Hometown Pride?

We spend a lot of time on her Kentucky professing our love for the Bluegrass state and our respective hometowns/adopted homes/regions. I thought I'd mix things up and republish a post from my blog Salt + Nectar that deals with the other end of the emotional spectrum.


YOU'RE FROM WHERE?


I love Paducah. I was born here. I grew up here. I got married here. I love seeing familiar faces on my daily errands and driving the same tree-lined streets every day. I love it so much I uprooted my entire existence to move back here and start a family.


So, imagine my surprise when I recently realized a shocking truth.

I'm also a little bit insecure about living here.

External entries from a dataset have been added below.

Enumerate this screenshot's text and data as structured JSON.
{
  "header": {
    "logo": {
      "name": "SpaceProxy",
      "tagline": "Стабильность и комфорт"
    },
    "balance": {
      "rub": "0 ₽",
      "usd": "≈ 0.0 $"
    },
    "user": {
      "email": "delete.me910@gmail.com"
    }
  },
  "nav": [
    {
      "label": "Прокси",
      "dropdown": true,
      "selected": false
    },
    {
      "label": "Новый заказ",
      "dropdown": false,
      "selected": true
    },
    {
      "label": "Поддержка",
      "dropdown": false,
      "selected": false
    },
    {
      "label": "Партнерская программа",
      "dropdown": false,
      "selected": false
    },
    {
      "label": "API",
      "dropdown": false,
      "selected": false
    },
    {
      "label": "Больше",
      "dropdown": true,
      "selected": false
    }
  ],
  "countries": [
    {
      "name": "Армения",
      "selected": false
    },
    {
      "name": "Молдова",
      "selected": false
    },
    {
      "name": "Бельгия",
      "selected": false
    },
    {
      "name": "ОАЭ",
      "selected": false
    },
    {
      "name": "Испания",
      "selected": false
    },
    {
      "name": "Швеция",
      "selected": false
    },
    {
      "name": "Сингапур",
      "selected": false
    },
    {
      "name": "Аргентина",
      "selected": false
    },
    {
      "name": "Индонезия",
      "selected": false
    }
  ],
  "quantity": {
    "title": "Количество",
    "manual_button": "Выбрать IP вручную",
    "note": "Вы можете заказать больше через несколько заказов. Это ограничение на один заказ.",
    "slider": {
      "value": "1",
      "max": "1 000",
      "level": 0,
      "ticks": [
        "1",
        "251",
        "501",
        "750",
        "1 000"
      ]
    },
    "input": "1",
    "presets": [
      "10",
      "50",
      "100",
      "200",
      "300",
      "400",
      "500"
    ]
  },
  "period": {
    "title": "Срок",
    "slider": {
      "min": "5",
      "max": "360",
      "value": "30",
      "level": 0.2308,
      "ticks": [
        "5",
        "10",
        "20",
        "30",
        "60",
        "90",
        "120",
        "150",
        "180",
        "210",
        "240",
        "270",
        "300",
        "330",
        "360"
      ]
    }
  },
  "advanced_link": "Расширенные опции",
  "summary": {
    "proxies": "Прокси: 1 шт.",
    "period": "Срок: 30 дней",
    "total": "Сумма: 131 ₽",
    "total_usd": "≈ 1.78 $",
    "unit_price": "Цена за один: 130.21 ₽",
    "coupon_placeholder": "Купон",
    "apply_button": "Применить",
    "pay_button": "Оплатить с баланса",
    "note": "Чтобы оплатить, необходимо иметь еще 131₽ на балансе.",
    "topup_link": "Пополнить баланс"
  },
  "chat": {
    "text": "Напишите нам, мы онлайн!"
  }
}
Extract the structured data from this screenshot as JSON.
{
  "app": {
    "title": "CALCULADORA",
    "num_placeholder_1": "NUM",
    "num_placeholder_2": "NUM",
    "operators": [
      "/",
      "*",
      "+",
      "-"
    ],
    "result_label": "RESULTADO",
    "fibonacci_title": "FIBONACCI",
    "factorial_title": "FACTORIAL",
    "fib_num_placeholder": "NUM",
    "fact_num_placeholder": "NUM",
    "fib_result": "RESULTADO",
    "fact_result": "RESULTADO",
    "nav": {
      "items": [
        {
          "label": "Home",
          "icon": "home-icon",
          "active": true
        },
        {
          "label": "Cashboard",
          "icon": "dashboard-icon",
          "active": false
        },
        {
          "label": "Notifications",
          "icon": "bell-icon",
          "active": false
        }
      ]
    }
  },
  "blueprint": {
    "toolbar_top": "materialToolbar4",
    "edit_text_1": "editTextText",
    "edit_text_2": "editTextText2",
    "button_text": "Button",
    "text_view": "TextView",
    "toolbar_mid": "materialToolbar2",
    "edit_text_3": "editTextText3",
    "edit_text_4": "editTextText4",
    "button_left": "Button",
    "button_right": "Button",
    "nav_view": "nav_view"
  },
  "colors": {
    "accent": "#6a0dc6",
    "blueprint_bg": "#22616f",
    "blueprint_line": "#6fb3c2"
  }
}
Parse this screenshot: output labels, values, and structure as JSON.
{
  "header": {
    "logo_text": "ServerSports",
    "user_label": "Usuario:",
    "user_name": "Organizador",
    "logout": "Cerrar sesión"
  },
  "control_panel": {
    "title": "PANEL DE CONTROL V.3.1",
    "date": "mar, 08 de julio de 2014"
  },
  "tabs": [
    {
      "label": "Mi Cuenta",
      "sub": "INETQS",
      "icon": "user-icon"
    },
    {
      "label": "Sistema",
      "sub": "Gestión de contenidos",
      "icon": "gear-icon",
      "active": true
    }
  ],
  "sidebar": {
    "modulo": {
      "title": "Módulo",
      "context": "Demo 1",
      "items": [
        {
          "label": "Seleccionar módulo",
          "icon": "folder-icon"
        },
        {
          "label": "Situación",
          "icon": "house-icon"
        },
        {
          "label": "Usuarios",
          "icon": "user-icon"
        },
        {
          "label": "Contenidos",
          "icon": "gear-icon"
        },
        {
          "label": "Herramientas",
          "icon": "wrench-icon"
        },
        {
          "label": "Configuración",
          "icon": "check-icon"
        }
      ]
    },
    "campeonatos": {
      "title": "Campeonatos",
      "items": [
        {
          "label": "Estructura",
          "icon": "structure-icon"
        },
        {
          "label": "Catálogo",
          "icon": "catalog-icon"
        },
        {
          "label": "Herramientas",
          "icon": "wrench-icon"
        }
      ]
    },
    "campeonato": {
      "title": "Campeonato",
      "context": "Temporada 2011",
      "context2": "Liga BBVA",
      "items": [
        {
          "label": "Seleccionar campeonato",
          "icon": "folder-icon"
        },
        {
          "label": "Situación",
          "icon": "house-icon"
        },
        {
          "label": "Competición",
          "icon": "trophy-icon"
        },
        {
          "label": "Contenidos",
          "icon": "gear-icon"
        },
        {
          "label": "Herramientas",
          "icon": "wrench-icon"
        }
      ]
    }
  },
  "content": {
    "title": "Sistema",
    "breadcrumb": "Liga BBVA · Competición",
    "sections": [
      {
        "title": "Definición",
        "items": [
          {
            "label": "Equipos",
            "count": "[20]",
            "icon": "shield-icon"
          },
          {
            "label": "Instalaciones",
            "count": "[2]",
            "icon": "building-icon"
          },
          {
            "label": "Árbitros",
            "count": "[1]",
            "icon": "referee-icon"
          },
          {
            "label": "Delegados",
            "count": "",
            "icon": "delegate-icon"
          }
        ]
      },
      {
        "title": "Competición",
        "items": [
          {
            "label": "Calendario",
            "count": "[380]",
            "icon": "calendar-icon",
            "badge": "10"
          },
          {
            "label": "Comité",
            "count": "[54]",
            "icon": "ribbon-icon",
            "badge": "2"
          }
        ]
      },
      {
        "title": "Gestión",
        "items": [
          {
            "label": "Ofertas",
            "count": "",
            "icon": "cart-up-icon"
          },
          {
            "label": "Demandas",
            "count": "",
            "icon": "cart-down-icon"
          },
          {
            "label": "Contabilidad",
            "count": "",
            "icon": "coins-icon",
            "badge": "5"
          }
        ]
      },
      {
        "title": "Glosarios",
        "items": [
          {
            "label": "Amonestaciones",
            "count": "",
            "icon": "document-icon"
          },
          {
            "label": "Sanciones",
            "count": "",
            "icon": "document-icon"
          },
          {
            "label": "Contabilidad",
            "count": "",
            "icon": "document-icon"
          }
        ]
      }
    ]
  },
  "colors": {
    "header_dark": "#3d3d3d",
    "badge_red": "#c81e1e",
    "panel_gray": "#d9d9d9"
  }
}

There was a certain cache to living in DC. People's eyes would light up when I told them where I lived. It was a total ego stroke to be asked questions about the best restaurants or how to get around on the metro. It was a beautiful city so full of excitement. Even if my life there wasn't always exciting, it sure seemed that way to other people.

No one gets excited when you tell them you live in Paducah, KY. If they know where it is, there are no questions about upcoming visits. In fact, we have a difficult time getting anyone to visit at all. To those who do come, I feel like I'm always in the midst of a sales pitch. "See, we have good food!" "Isn't downtown charming?!?" "We're the quilt capital of the world!"

I'm not sure why I care. What does it matter what anyone else thinks? I guess there's a little part of me—a little part of all of us—that wants to belong to something exclusive. And there's definitely something exclusive about living in a big city, even if it's with hundreds of thousands of other people.

But the truth is it shouldn't matter. My family and I are happy here. Paducah gave me a safe, loving community in which to grow and now it is providing the same space for my two boys.

Plus, we do have great food and charming streets and a shit ton of quilts.